Define: "who wins the seat"
My definition of winning a seat would be that a candidate has the support of at least 50% of voters who cast a vote in that seat. (Note: I have a problem with the high % of voters who do not vote in this country, but that's a different argument). PR is one alternative that does a better job of reflecting the wishes of the electorate. Another is Preferential voting if PR isn't an option. Australia uses the latter, and it works better than FPTP does (still not as good as PR would be, but better than FPTP).
FPTP in far too many cases does not provide clear and indisputable evidence of this in far too many cases. At the 2019 GE, 421 seats were won with >50% of the vote, while 229 were won with less than that. Of those, 21 were "won" with less than 40% of the vote. Now, admittedly, most of those 21 were won by a non-Tory.

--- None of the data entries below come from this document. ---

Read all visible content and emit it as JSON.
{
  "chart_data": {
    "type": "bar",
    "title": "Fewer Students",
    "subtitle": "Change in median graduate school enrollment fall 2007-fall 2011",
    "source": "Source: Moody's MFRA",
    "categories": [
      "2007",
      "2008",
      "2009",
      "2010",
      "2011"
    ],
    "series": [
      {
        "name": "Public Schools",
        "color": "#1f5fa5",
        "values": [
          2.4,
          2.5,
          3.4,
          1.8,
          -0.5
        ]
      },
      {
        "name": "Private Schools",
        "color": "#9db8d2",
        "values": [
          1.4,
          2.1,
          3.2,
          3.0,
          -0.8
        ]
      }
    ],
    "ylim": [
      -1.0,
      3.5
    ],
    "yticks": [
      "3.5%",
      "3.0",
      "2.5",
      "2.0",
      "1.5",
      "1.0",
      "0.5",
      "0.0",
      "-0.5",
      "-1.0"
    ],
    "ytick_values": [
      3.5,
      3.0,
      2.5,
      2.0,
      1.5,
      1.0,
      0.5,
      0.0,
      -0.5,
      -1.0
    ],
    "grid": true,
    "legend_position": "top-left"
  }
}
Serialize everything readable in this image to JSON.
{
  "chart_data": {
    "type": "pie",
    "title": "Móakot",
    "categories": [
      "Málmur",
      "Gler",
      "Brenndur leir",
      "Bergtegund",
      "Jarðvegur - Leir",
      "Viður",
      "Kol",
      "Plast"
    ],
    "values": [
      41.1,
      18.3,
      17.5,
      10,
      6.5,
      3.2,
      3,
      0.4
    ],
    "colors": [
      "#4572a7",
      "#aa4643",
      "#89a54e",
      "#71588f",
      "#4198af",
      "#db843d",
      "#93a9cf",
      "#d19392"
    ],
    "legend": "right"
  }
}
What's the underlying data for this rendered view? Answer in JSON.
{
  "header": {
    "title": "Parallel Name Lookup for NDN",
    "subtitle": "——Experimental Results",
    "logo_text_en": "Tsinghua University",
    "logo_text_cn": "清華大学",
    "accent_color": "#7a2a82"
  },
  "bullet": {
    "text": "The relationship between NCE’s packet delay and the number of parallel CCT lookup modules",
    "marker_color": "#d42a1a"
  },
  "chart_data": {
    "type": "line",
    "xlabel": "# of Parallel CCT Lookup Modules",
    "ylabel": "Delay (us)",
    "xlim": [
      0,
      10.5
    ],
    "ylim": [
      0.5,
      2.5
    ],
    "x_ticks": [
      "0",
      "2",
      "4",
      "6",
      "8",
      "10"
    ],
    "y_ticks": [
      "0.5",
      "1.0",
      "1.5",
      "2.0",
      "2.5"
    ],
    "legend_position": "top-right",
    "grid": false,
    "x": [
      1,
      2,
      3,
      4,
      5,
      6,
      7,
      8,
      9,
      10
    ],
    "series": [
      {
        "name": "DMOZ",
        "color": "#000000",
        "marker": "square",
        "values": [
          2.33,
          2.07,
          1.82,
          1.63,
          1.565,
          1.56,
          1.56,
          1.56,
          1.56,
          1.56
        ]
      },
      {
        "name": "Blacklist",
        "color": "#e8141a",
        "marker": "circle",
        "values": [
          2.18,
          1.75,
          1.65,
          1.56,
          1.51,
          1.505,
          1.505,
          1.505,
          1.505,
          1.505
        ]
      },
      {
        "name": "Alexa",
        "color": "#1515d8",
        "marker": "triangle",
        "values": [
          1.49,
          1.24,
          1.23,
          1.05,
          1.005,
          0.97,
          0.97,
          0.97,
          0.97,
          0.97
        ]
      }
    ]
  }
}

85 of the seats won with <50% of the vote were won by a Tory. Of those, I've identified 40 where it is likely the result would have been different with an Australia-style preferential voting system. Not all to Labour, some would have gone SNP, Lib Dem, or Plaid. That would have seen them fall 1 seat short of a majority and either forming a minority government propped up by a minor party, or a formal coalition led by the Tory party. But it certainly would not have put is in a situation where the excesses of the Tory party couldn't be challenged.
Given the overall national vote share, that would have felt like a "fair" result to me. Far more people voted *against* the Tory party than for them, however the Tories did have the largest vote share.
"First Past the Post" is such a bad name for the system used today. In far too many cases, *no one* actually gets past the post IMO. It would be better called "Nearest to the Post".